To constantly avoid certain food isn't a good way. If it has become an extreme eating pattern it can indeed be dangerous, but maybe even more dangerous for people who look up to that person. First of all, you have your own ideas of healthy food and then you hear about other people's ideas and start eating a little bit more like them, but keeping your own idea of healthy food and suddenly, it isn't very healthy at all.

“Someone who really starves himself will feel the rebound of that, sooner or later”, Bert De Cuyper said in an interview to Daily Peloton in 2006. “I presume there are a few riders in the peloton who could be classified under ‘anorexia atletica’. That’s a sub clinical form of anorexia nervosa.

The self-discipline and weight obsession is equally extreme in both, but body weight is ‘only’ 10% below that which is considered normal. With actual anorexia patients the body weight is 15% or over below normal body weight. The difference in appearance is relatively big; you could still say that riders like Basso and [Michael] Rasmussen [who used to eat pretty much rice waffles and soy milk only] are aesthetically beautiful, but you can take it from me that that’s definitely not the case for actual anorexia patients. When I show video footage of anorexia patients to a group of dietitians in training -often young girls who are a risk group themselves- you can feel a shudder go through the room. Actual anorexia is life-threatening, we’re talking about people whose bodies are so devastated that they remind you of concentration camp pictures. There’s no way someone with anorexia nervosa could still deliver results as a professional sportsman or – woman.”

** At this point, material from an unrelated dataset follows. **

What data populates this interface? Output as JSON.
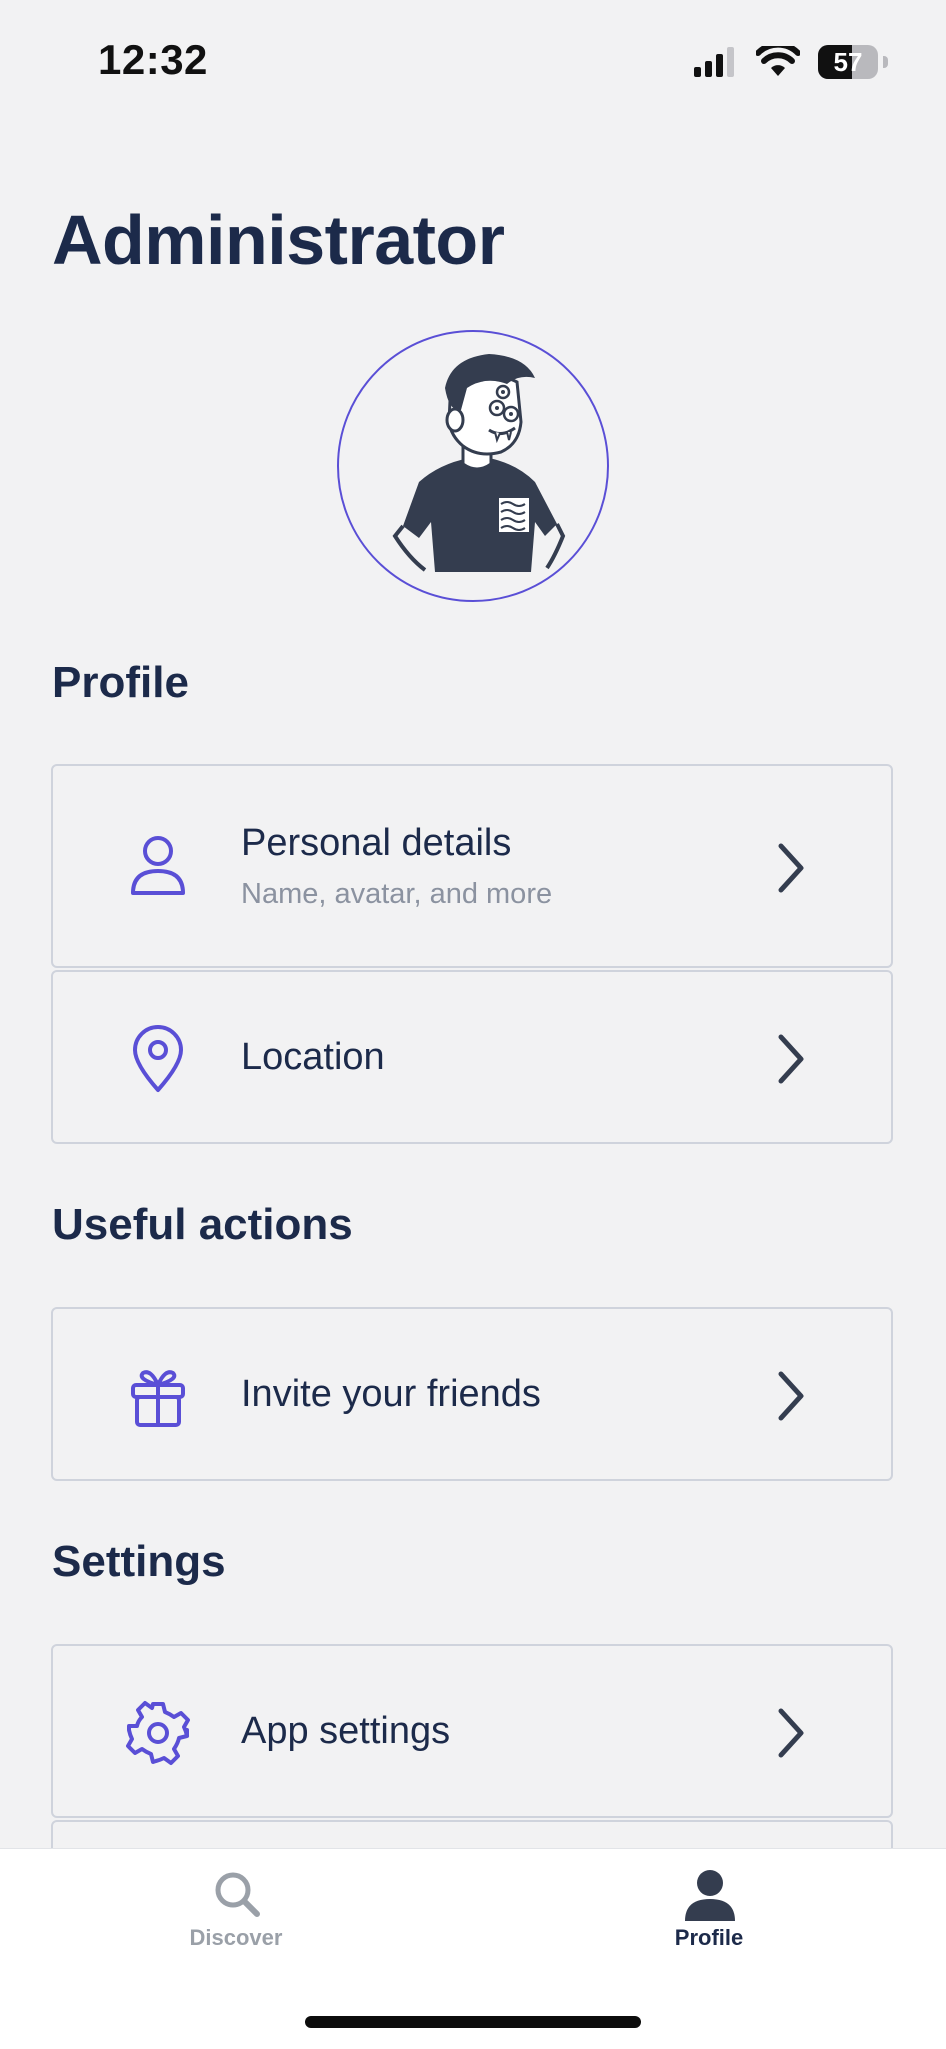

Eating disorders can go undetected for a long time, but that doesn't mean it doesn't exist or that the person in question isn't suffering from an eating disorder. If you meet somebody who seems to suffer from some kind of eating disorder, don't be afraid to talk to them. If someone around you suddenly becomes very preoccupied with food, stops eating or avoiding certain food or if that person has suddenly lost a lot of weight or talks about needing to lose weight when they don't appear to need it. Talk to them and say that you are worried.

For a pro athlete, the weight is sometimes important, but if an athlete suffers from an eating disorder, he/she will soon start being tired, he/she will lose endurance, coordination and speed and that's not what you want. Instead of starving yourself and eating too little, start to eat. It's not even necessary that you will gain weight, but you will almost immediately start feeling strong again. Isn't that great?